Shelburne Farms in Shelburne, VT is looking to rent a dairy goat buck to breed one of our full sized does. We would love to start breeding as soon as possible.  Please email or call Cat if you have any suggestions or questions for me!  802.985.0344 or cwright@shelburnefarms.org   Thank you!! -Cat*


----------



## Latestarter (Jan 5, 2017)

Greetings and welcome to BYH Cat. I'm in TX so can't help you out, but hope you can find what you're looking for. Good luck!


----------



## TAH (Jan 5, 2017)

I think @purplequeenvt is in VT. I am not sure where but she may be able to help.


----------



## NH homesteader (Jan 5, 2017)

Yeah I'm in NH but I don't know any full size dairy goat people.  Everyone I know has Nigie or pygmy bucks.


----------



## Bruce (Jan 5, 2017)

@purplequeenvt has sheep, I don't recall seeing any goats.

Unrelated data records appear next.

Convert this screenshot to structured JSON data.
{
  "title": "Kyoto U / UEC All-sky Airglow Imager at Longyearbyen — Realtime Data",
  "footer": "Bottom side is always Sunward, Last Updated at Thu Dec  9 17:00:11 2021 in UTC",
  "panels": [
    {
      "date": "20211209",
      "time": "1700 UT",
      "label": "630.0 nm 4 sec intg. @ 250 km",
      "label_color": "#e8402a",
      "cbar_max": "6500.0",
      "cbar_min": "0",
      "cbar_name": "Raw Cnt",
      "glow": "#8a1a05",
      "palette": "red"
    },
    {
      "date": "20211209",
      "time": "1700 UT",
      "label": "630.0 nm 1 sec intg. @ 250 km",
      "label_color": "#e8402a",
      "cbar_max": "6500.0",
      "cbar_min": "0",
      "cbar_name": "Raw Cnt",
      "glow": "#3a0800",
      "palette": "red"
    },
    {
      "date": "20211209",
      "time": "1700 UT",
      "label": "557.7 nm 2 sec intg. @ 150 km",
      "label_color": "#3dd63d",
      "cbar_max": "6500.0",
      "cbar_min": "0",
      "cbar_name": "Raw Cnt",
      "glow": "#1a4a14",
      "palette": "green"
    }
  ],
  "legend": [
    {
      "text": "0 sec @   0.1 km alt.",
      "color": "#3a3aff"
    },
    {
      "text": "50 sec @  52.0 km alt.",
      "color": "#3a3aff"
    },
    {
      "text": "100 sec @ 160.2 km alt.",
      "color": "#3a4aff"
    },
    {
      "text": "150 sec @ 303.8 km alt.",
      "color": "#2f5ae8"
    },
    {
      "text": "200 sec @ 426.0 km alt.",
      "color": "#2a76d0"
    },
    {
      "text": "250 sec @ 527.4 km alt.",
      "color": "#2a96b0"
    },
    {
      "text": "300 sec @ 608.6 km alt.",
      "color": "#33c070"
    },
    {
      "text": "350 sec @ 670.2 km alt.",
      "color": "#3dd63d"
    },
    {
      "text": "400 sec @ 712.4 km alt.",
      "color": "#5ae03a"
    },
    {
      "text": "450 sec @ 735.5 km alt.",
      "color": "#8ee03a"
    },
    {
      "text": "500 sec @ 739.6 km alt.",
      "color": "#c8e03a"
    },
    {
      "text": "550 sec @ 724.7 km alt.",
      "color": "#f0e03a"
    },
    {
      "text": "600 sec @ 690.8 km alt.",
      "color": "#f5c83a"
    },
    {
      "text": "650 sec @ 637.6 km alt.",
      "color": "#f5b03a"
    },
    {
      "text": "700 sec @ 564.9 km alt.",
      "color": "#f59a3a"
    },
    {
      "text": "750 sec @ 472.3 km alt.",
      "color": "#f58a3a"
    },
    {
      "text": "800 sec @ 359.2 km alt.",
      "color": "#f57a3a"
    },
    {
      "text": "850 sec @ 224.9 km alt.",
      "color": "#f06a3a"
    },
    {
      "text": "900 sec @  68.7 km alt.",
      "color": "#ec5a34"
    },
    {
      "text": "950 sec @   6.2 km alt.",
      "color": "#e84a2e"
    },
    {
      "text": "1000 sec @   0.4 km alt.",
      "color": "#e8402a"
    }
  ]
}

There are a number of people in Vermont making goat cheese but I have no idea what breeds they are using. Perhaps contacting the Vermont Farm Bureau would be helpful. I know some have been profiled in Vermont Fences (VFB magazine).


----------



## TAH (Jan 5, 2017)

Bruce said:


> @purplequeenvt has sheep, I don't recall seeing any goats.[/QUOTE/]
> Shows goats on her website.


----------



## NH homesteader (Jan 5, 2017)

I usually just use Google...  But the farm Bureau would also help!


----------



## Bruce (Jan 5, 2017)

TAH said:


> Shows goats on her website.


Hmm, true enough! Maybe we didn't look in that shed.


----------



## purplequeenvt (Jan 6, 2017)

We don't have goats at the moment. I sent her an email with contact info for someone that might be able to help. 

The website hasn't been updated in a while.  Never enough time to do everything.


----------